For the last 35 years or so, allogeneic hematopoietic stem cell transplantation (HSCT) has been the only curative approach for patients affected by severe combined immunodeficiencies (SCID), a medical emergency. According to the most recent European survey haploidentical transplants allow a survival rate at 3 years of 75% (taking only into account patients transplanted since 1995). The mortality rate is heavily influenced by age at transplantation (being very low within young infants), in correlation with the infection burden and also the incidence of acute graft-versus-host reaction (GVHD). Between 1998 and 2003, 6 patients with NK(−) B(+) SCIDs (either gc or JAK3 deficiency) received an haploidentical HSCT at Necker Hospital, 3 of them died from an infection, one in the context of a severe GVHD. In addition, despite the improvement in the survival rate, over the time a number of long-term concerns have been detected including a frequent persistence of a B cell deficiency, and a decline in T-cell functions related to the absence of donor stem cell engraftment and may be also to a premature decline in the thymus function.

Therefore, several patients have received a second transplant with a low efficiency in an haploidentical setting.

These significant limitations set the rationale for the development of an alternative strategy such as gene therapy. From March 1999 up to May 2002, ten children with gc deficiency under the age of one year were enrolled.

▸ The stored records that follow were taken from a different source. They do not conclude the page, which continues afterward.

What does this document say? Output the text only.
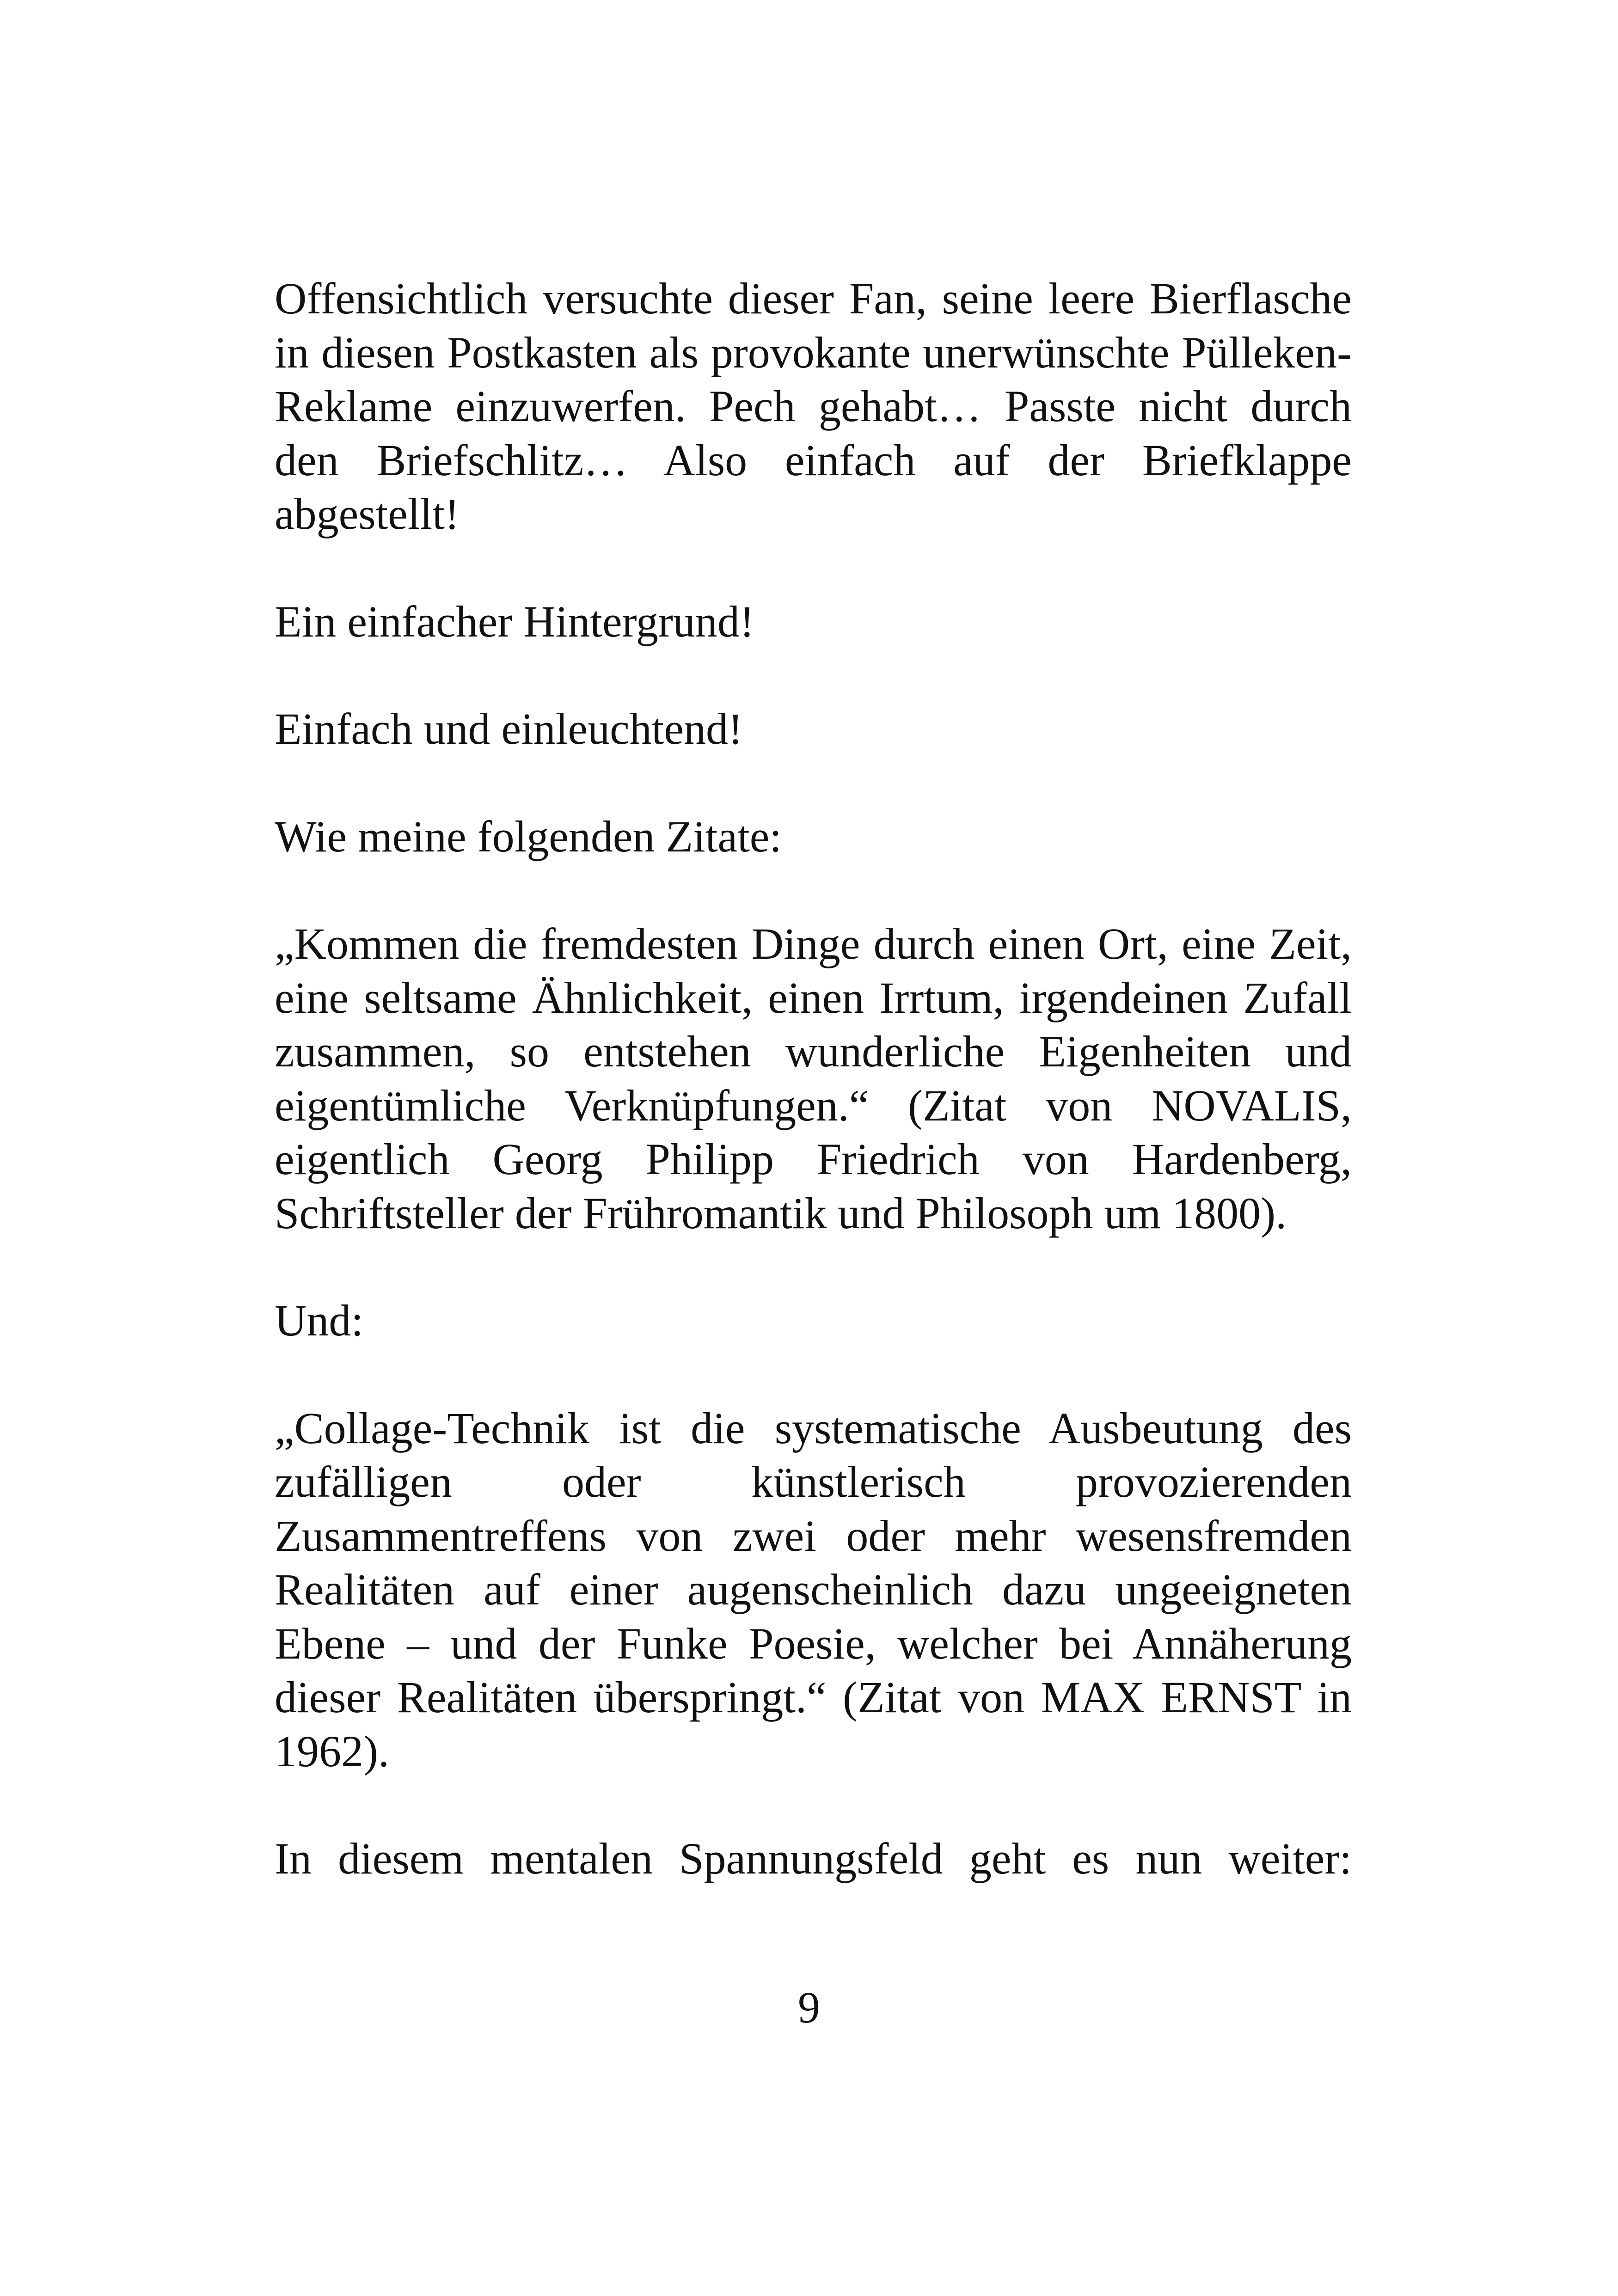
Offensichtlich versuchte dieser Fan, seine leere Bierflasche in diesen Postkasten als provokante unerwünschte Pülleken-Reklame einzuwerfen. Pech gehabt… Passte nicht durch den Briefschlitz… Also einfach auf der Briefklappe abgestellt!

Ein einfacher Hintergrund!

Einfach und einleuchtend!

Wie meine folgenden Zitate:

„Kommen die fremdesten Dinge durch einen Ort, eine Zeit, eine seltsame Ähnlichkeit, einen Irrtum, irgendeinen Zufall zusammen, so entstehen wunderliche Eigenheiten und eigentümliche Verknüpfungen.“ (Zitat von NOVALIS, eigentlich Georg Philipp Friedrich von Hardenberg, Schriftsteller der Frühromantik und Philosoph um 1800).

Und:

„Collage-Technik ist die systematische Ausbeutung des zufälligen oder künstlerisch provozierenden Zusammentreffens von zwei oder mehr wesensfremden Realitäten auf einer augenscheinlich dazu ungeeigneten Ebene – und der Funke Poesie, welcher bei Annäherung dieser Realitäten überspringt.“ (Zitat von MAX ERNST in 1962).

In diesem mentalen Spannungsfeld geht es nun weiter:

9
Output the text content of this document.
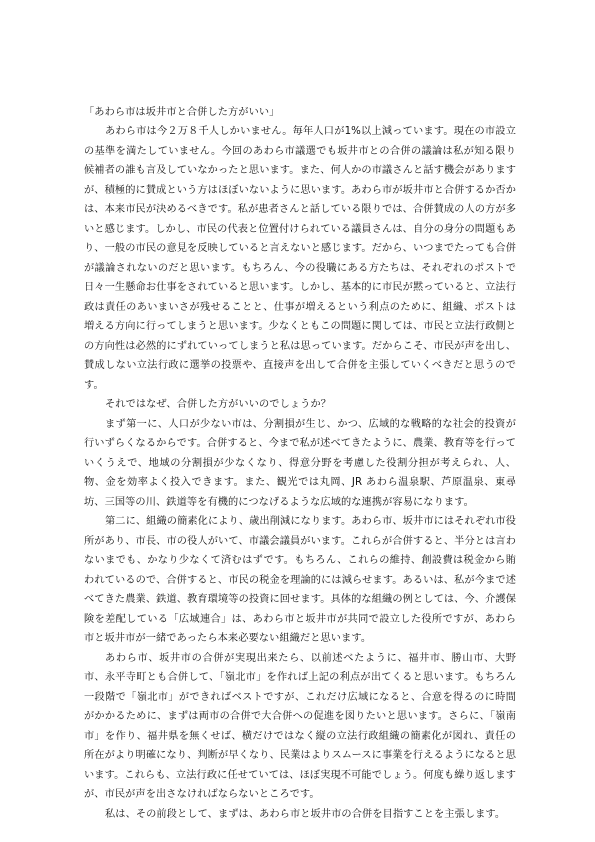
「あわら市は坂井市と合併した方がいい」

あわら市は今２万８千人しかいません。毎年人口が1%以上減っています。現在の市設立の基準を満たしていません。今回のあわら市議選でも坂井市との合併の議論は私が知る限り候補者の誰も言及していなかったと思います。また、何人かの市議さんと話す機会がありますが、積極的に賛成という方はほぼいないように思います。あわら市が坂井市と合併するか否かは、本来市民が決めるべきです。私が患者さんと話している限りでは、合併賛成の人の方が多いと感じます。しかし、市民の代表と位置付けられている議員さんは、自分の身分の問題もあり、一般の市民の意見を反映していると言えないと感じます。だから、いつまでたっても合併が議論されないのだと思います。もちろん、今の役職にある方たちは、それぞれのポストで日々一生懸命お仕事をされていると思います。しかし、基本的に市民が黙っていると、立法行政は責任のあいまいさが残せることと、仕事が増えるという利点のために、組織、ポストは増える方向に行ってしまうと思います。少なくともこの問題に関しては、市民と立法行政側との方向性は必然的にずれていってしまうと私は思っています。だからこそ、市民が声を出し、賛成しない立法行政に選挙の投票や、直接声を出して合併を主張していくべきだと思うのです。

それではなぜ、合併した方がいいのでしょうか？

まず第一に、人口が少ない市は、分割損が生じ、かつ、広域的な戦略的な社会的投資が行いずらくなるからです。合併すると、今まで私が述べてきたように、農業、教育等を行っていくうえで、地域の分割損が少なくなり、得意分野を考慮した役割分担が考えられ、人、物、金を効率よく投入できます。また、観光では丸岡、JR あわら温泉駅、芦原温泉、東尋坊、三国等の川、鉄道等を有機的につなげるような広域的な連携が容易になります。

第二に、組織の簡素化により、歳出削減になります。あわら市、坂井市にはそれぞれ市役所があり、市長、市の役人がいて、市議会議員がいます。これらが合併すると、半分とは言わないまでも、かなり少なくて済むはずです。もちろん、これらの維持、創設費は税金から賄われているので、合併すると、市民の税金を理論的には減らせます。あるいは、私が今まで述べてきた農業、鉄道、教育環境等の投資に回せます。具体的な組織の例としては、今、介護保険を差配している「広域連合」は、あわら市と坂井市が共同で設立した役所ですが、あわら市と坂井市が一緒であったら本来必要ない組織だと思います。

あわら市、坂井市の合併が実現出来たら、以前述べたように、福井市、勝山市、大野市、永平寺町とも合併して、「嶺北市」を作れば上記の利点が出てくると思います。もちろん一段階で「嶺北市」ができればベストですが、これだけ広域になると、合意を得るのに時間がかかるために、まずは両市の合併で大合併への促進を図りたいと思います。さらに、「嶺南市」を作り、福井県を無くせば、横だけではなく縦の立法行政組織の簡素化が図れ、責任の所在がより明確になり、判断が早くなり、民業はよりスムースに事業を行えるようになると思います。これらも、立法行政に任せていては、ほぼ実現不可能でしょう。何度も繰り返しますが、市民が声を出さなければならないところです。

私は、その前段として、まずは、あわら市と坂井市の合併を目指すことを主張します。
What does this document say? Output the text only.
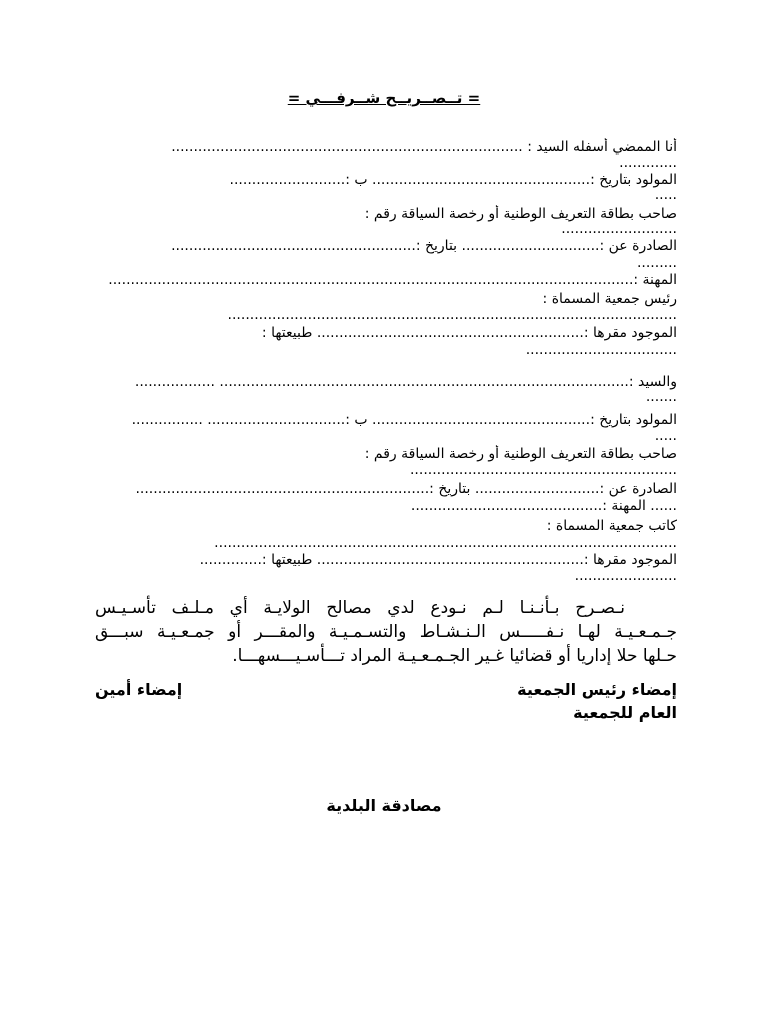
= تــصــريــح شــرفـــي =
أنا الممضي أسفله السيد : ...............................................................................
.............
المولود بتاريخ :................................................. ب :..........................
.....
صاحب بطاقة التعريف الوطنية أو رخصة السياقة رقم :
..........................
الصادرة عن :............................... بتاريخ :.......................................................
.........
المهنة :......................................................................................................................
رئيس جمعية المسماة :
.....................................................................................................
الموجود مقرها :............................................................ طبيعتها :
..................................
والسيد :............................................................................................ ..................
.......
المولود بتاريخ :................................................. ب :............................... ................
.....
صاحب بطاقة التعريف الوطنية أو رخصة السياقة رقم :
............................................................
الصادرة عن :............................ بتاريخ :..................................................................
...... المهنة :...........................................
كاتب جمعية المسماة :
........................................................................................................
الموجود مقرها :............................................................ طبيعتها :..............
.......................
نـصـرح بـأنـنـا لـم نـودع لدي مصالح الولايـة أي مـلـف تأسـيـس
جـمـعـيـة لهـا نـفـــــس الـنـشـاط والتسـمـيـة والمقـــر أو جمـعـيـة سبـــق
حـلها حلا إداريا أو قضائيا غـير الجـمـعـيـة المراد تـــأسـيـــسهـــا.
إمضاء رئيس الجمعية
إمضاء أمين
العام للجمعية
مصادقة البلدية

All of them are alive today. The gc gene transfer into patients’ CD34(+) cells led in 9 out of 10 patients to the emergence of T and NK lymphocytes. It took 10 to 12 weeks to detect mature T cells in the periphery, a delay which is significantly faster than the one observed after haploidentical HSCT. In all but 2 patients, T cell counts normalized up to 5.3 years after gene therapy. The occurrence of two severe adverse events led to put transiently the trial on hold in order to understand the pathophysiology of these events and assess its overall risks. Following a thorough analysis of the retrospective data and a prospective analysis, it was concluded that the benefit/risk balance in favor of the gene therapy approach at least for patients older than 3 months, hence our gene therapy protocol has been reopened. An update of the clinical data will provided at the meeting.